Sporting a jockey cam, the world was able to get a good impression of what it means to cover the 2000m Grade 1 Tenno Sho in 1m55.20s, but was it just an illusion or was it really that fast?
“Oh yes,” Lemaire smiles. “That was truly awesome.”
The French jockey who is going for his sixth Japanese Championship title this year, has been riding the now four-year-old Equinox from the very beginning. Yet, even though he knew straight away that he was sitting on an exceptional horse, he could have never imagined that he would one day become a world record breaker.
“I always thought that he would be a proper Group 1 horse,” he recalls.
“From the start, he found everything very easy. He would travel easily in a race and he quickened just as easily. And he was incredibly easy to handle in a race, he could adapt to everything from the start.
“He has always been a very easy ride. However, I couldn’t have guessed that he would become such a flamboyant Group 1 winner. What he did in the Tenno Sho last year and then this year again and also his performance in Dubai, it’s just incredible.” Equinox is already revered the world over as one of the best horses of the century, even though the son of Kitasan Black and Chateau Blanche currently has “only” five Group 1 victories under his belt, which is still a fair cry from Almond Eye who won nine Group 1 races under Christophe Lemaire.

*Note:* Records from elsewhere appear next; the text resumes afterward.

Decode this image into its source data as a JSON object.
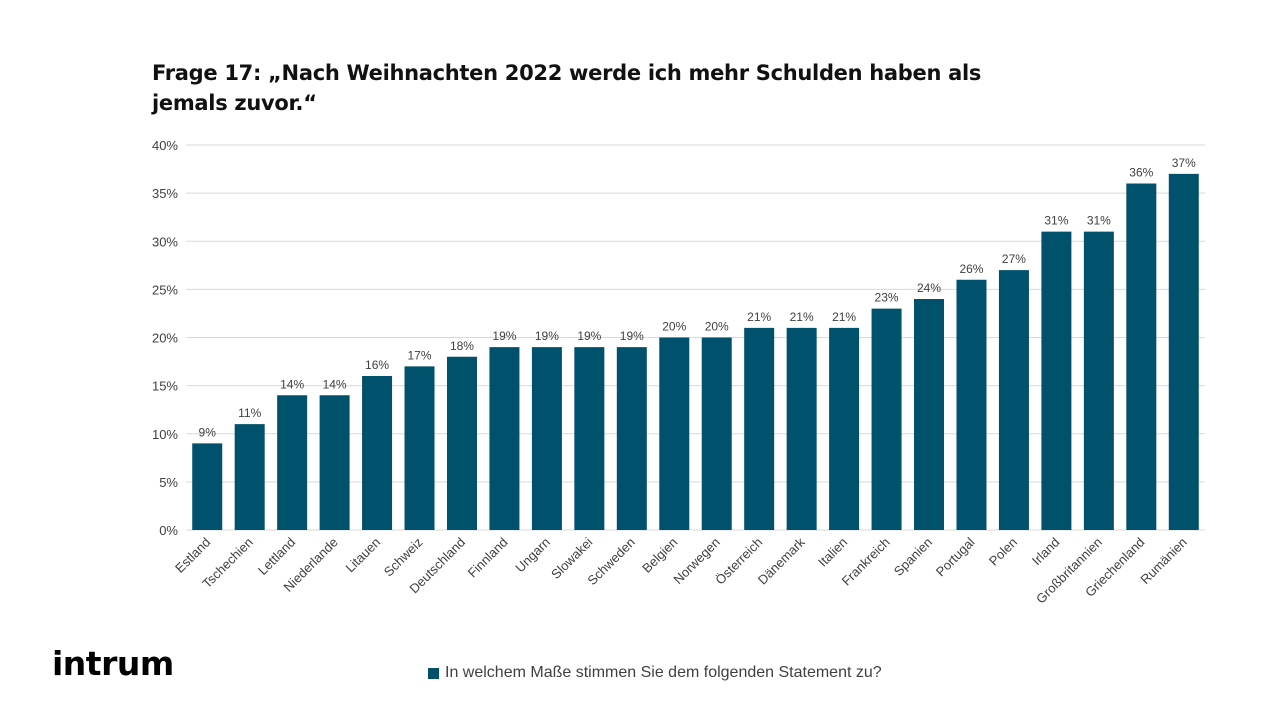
{
  "title": "Frage 17: „Nach Weihnachten 2022  werde ich mehr Schulden haben als jemals zuvor.“",
  "logo_text": "intrum",
  "colors": {
    "bar": "#00516b",
    "grid": "#d9d9d9",
    "text": "#404040"
  },
  "chart_data": {
    "type": "bar",
    "title": "Frage 17: „Nach Weihnachten 2022  werde ich mehr Schulden haben als jemals zuvor.“",
    "xlabel": "",
    "ylabel": "",
    "ylim": [
      0,
      40
    ],
    "yticks": [
      0,
      5,
      10,
      15,
      20,
      25,
      30,
      35,
      40
    ],
    "ytick_labels": [
      "0%",
      "5%",
      "10%",
      "15%",
      "20%",
      "25%",
      "30%",
      "35%",
      "40%"
    ],
    "grid": true,
    "legend_position": "bottom",
    "categories": [
      "Estland",
      "Tschechien",
      "Lettland",
      "Niederlande",
      "Litauen",
      "Schweiz",
      "Deutschland",
      "Finnland",
      "Ungarn",
      "Slowakei",
      "Schweden",
      "Belgien",
      "Norwegen",
      "Österreich",
      "Dänemark",
      "Italien",
      "Frankreich",
      "Spanien",
      "Portugal",
      "Polen",
      "Irland",
      "Großbritannien",
      "Griechenland",
      "Rumänien"
    ],
    "series": [
      {
        "name": "In welchem Maße stimmen Sie dem folgenden Statement zu?",
        "values": [
          9,
          11,
          14,
          14,
          16,
          17,
          18,
          19,
          19,
          19,
          19,
          20,
          20,
          21,
          21,
          21,
          23,
          24,
          26,
          27,
          31,
          31,
          36,
          37
        ],
        "labels": [
          "9%",
          "11%",
          "14%",
          "14%",
          "16%",
          "17%",
          "18%",
          "19%",
          "19%",
          "19%",
          "19%",
          "20%",
          "20%",
          "21%",
          "21%",
          "21%",
          "23%",
          "24%",
          "26%",
          "27%",
          "31%",
          "31%",
          "36%",
          "37%"
        ]
      }
    ]
  }
}
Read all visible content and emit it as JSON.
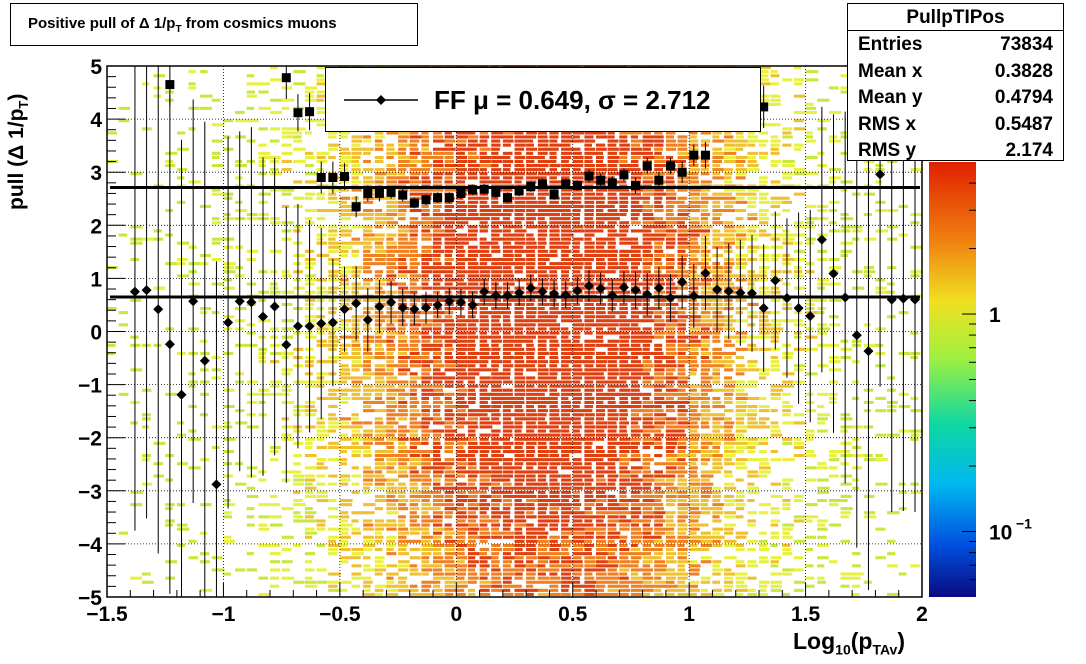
{
  "title": {
    "text": "Positive pull of Δ 1/p",
    "sub": "T",
    "suffix": " from cosmics muons"
  },
  "stats": {
    "name": "PullpTIPos",
    "rows": [
      {
        "label": "Entries",
        "value": "73834"
      },
      {
        "label": "Mean x",
        "value": "0.3828"
      },
      {
        "label": "Mean y",
        "value": "0.4794"
      },
      {
        "label": "RMS x",
        "value": "0.5487"
      },
      {
        "label": "RMS y",
        "value": "2.174"
      }
    ]
  },
  "legend": {
    "text": "FF μ =  0.649, σ =   2.712"
  },
  "axes": {
    "ylabel": {
      "pre": "pull (Δ 1/p",
      "sub": "T",
      "post": ")"
    },
    "xlabel": {
      "pre": "Log",
      "sub1": "10",
      "mid": "(p",
      "sub2": "TAv",
      "post": ")"
    },
    "xticks": [
      "−1.5",
      "−1",
      "−0.5",
      "0",
      "0.5",
      "1",
      "1.5",
      "2"
    ],
    "yticks": [
      "−5",
      "−4",
      "−3",
      "−2",
      "−1",
      "0",
      "1",
      "2",
      "3",
      "4",
      "5"
    ],
    "zticks": [
      {
        "main": "10",
        "exp": "−1"
      },
      {
        "main": "1",
        "exp": ""
      }
    ]
  },
  "colors": {
    "hot": "#e04010",
    "mid": "#f08020",
    "warm": "#f0c030",
    "cool": "#c8e840",
    "fitline": "#000000",
    "markers": "#000000"
  },
  "chart_data": {
    "type": "heatmap",
    "title": "Positive pull of Δ 1/pT from cosmics muons",
    "xlabel": "Log10(pTAv)",
    "ylabel": "pull (Δ 1/pT)",
    "xlim": [
      -1.5,
      2
    ],
    "ylim": [
      -5,
      5
    ],
    "zscale": "log",
    "zlim": [
      0.05,
      5
    ],
    "grid": true,
    "fit_lines": [
      {
        "name": "mean",
        "y": 0.649
      },
      {
        "name": "sigma",
        "y": 2.712
      }
    ],
    "profile_mean": {
      "x": [
        -1.38,
        -1.33,
        -1.28,
        -1.23,
        -1.18,
        -1.13,
        -1.08,
        -1.03,
        -0.98,
        -0.93,
        -0.88,
        -0.83,
        -0.78,
        -0.73,
        -0.68,
        -0.63,
        -0.58,
        -0.53,
        -0.48,
        -0.43,
        -0.38,
        -0.33,
        -0.28,
        -0.23,
        -0.18,
        -0.13,
        -0.08,
        -0.03,
        0.02,
        0.07,
        0.12,
        0.17,
        0.22,
        0.27,
        0.32,
        0.37,
        0.42,
        0.47,
        0.52,
        0.57,
        0.62,
        0.67,
        0.72,
        0.77,
        0.82,
        0.87,
        0.92,
        0.97,
        1.02,
        1.07,
        1.12,
        1.17,
        1.22,
        1.27,
        1.32,
        1.37,
        1.42,
        1.47,
        1.52,
        1.57,
        1.62,
        1.67,
        1.72,
        1.77,
        1.82,
        1.87,
        1.92,
        1.97
      ],
      "y": [
        0.75,
        0.78,
        0.42,
        -0.24,
        -1.19,
        0.57,
        -0.55,
        -2.88,
        0.17,
        0.57,
        0.55,
        0.28,
        0.47,
        -0.25,
        0.1,
        0.1,
        0.15,
        0.17,
        0.42,
        0.53,
        0.22,
        0.47,
        0.55,
        0.45,
        0.42,
        0.45,
        0.5,
        0.57,
        0.55,
        0.5,
        0.75,
        0.68,
        0.68,
        0.73,
        0.82,
        0.75,
        0.71,
        0.69,
        0.77,
        0.86,
        0.81,
        0.68,
        0.83,
        0.78,
        0.7,
        0.82,
        0.63,
        0.93,
        0.67,
        1.1,
        0.79,
        0.76,
        0.73,
        0.72,
        0.44,
        0.96,
        0.63,
        0.44,
        0.29,
        1.73,
        1.09,
        0.64,
        -0.07,
        -0.37,
        2.96,
        0.6,
        0.62,
        0.6
      ],
      "err": [
        4.5,
        4.3,
        4.6,
        4.7,
        4.8,
        3.8,
        4.5,
        4.2,
        3.5,
        3.2,
        3.3,
        3.0,
        2.8,
        2.6,
        2.3,
        2.0,
        1.8,
        1.2,
        0.8,
        0.7,
        0.6,
        0.5,
        0.4,
        0.35,
        0.3,
        0.3,
        0.25,
        0.25,
        0.25,
        0.25,
        0.25,
        0.25,
        0.25,
        0.25,
        0.25,
        0.25,
        0.25,
        0.25,
        0.25,
        0.3,
        0.3,
        0.3,
        0.3,
        0.35,
        0.4,
        0.4,
        0.45,
        0.5,
        0.6,
        0.7,
        0.8,
        0.9,
        1.0,
        1.1,
        1.2,
        1.3,
        1.5,
        1.8,
        2.0,
        2.5,
        3.0,
        3.5,
        4.0,
        4.5,
        4.0,
        4.0,
        4.0,
        4.0
      ]
    },
    "profile_rms": {
      "x": [
        -1.23,
        -0.73,
        -0.68,
        -0.63,
        -0.58,
        -0.53,
        -0.48,
        -0.43,
        -0.38,
        -0.33,
        -0.28,
        -0.23,
        -0.18,
        -0.13,
        -0.08,
        -0.03,
        0.02,
        0.07,
        0.12,
        0.17,
        0.22,
        0.27,
        0.32,
        0.37,
        0.42,
        0.47,
        0.52,
        0.57,
        0.62,
        0.67,
        0.72,
        0.77,
        0.82,
        0.87,
        0.92,
        0.97,
        1.02,
        1.07,
        1.32
      ],
      "y": [
        4.65,
        4.78,
        4.12,
        4.14,
        2.9,
        2.9,
        2.92,
        2.35,
        2.6,
        2.6,
        2.62,
        2.57,
        2.42,
        2.48,
        2.52,
        2.52,
        2.6,
        2.67,
        2.68,
        2.62,
        2.52,
        2.65,
        2.73,
        2.78,
        2.58,
        2.78,
        2.75,
        2.93,
        2.85,
        2.8,
        2.95,
        2.75,
        3.12,
        2.85,
        3.12,
        3.0,
        3.32,
        3.32,
        4.23
      ],
      "err": [
        0.4,
        0.4,
        0.35,
        0.35,
        0.3,
        0.3,
        0.25,
        0.2,
        0.15,
        0.15,
        0.12,
        0.12,
        0.1,
        0.1,
        0.1,
        0.1,
        0.1,
        0.1,
        0.1,
        0.1,
        0.1,
        0.1,
        0.1,
        0.1,
        0.1,
        0.1,
        0.1,
        0.12,
        0.12,
        0.12,
        0.12,
        0.15,
        0.15,
        0.15,
        0.15,
        0.2,
        0.2,
        0.25,
        0.4
      ]
    }
  }
}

“I think he will be as famous as Almond Eye in the future. They actually have enjoyed a similar career as Almond Eye also won in Dubai, which certainly strengthened her reputation. Both dominated their generations, but obviously, Equinox is a colt and is the highest rated horse in the world, which makes him famous. But Almond Eye won nine Group 1 races, which is a record for a horse in Japan. She won the Triple Crown, two Tenno Sho and two Japan Cups, so Equinox still has a way to go but he has definitely made a big impact on the international scene.”
JAPAN CUP NEXT
Following his record breaking run in this year’s Tenno Sho in October, the Tetsuya Kimura trained four-year-old is now preparing himself for his first Japan Cup that takes place on 26 November at Tokyo. It goes without saying that he is the big favourite for this 2400m race and while his jockey is not feeling any particular pressure, he says: “This is test, as he is going to run against the three-year-old Liberty Island for the first time. Liberty Island is the Japanese champion filly who has won four Group 1 races this season and has dominated her generation.
“She will carry 53 kilos while he will carry 58 kilos. That’s five kilos difference, which is quite a lot. She has a lot of speed and we know she stays, so this is a new challenge, as we don’t know her limitations.”
No, but then do we know Equinox’s limitations? Christophe Lemaire starts laughing: “You are right, we don’t know his limitations either. He is reaching his peak in terms of maturity there is no doubt. He is more relaxed in his races, more experienced. In the past, he needed more time between his races and this is the first time that he runs so quickly after his last start.
“So we shall see. Last time out, it was probably his best performance but he wasn’t even challenged. Hopefully, he won’t be
challenged this time either.” Christophe Lemaire might respect the opposition but he doesn’t seem too worried.
He is confident that his mount will give his best and after finishing second in the Breeders’ Cup Classic with Japanese raider Derma Sotogake, who will be aimed at the Dubai World Cup next March, he knows he is in great form when he concludes: “I’d rather be on the favourite than not. He gave me an unbelievable ride in the Tenno Sho and I don’t see any reason why he couldn’t do that again.”
Almond Eye holds the record for running the 2018 Japan Cup in 2m20.60s. It will be interesting to see if that record still stands after this year’s Japan Cup.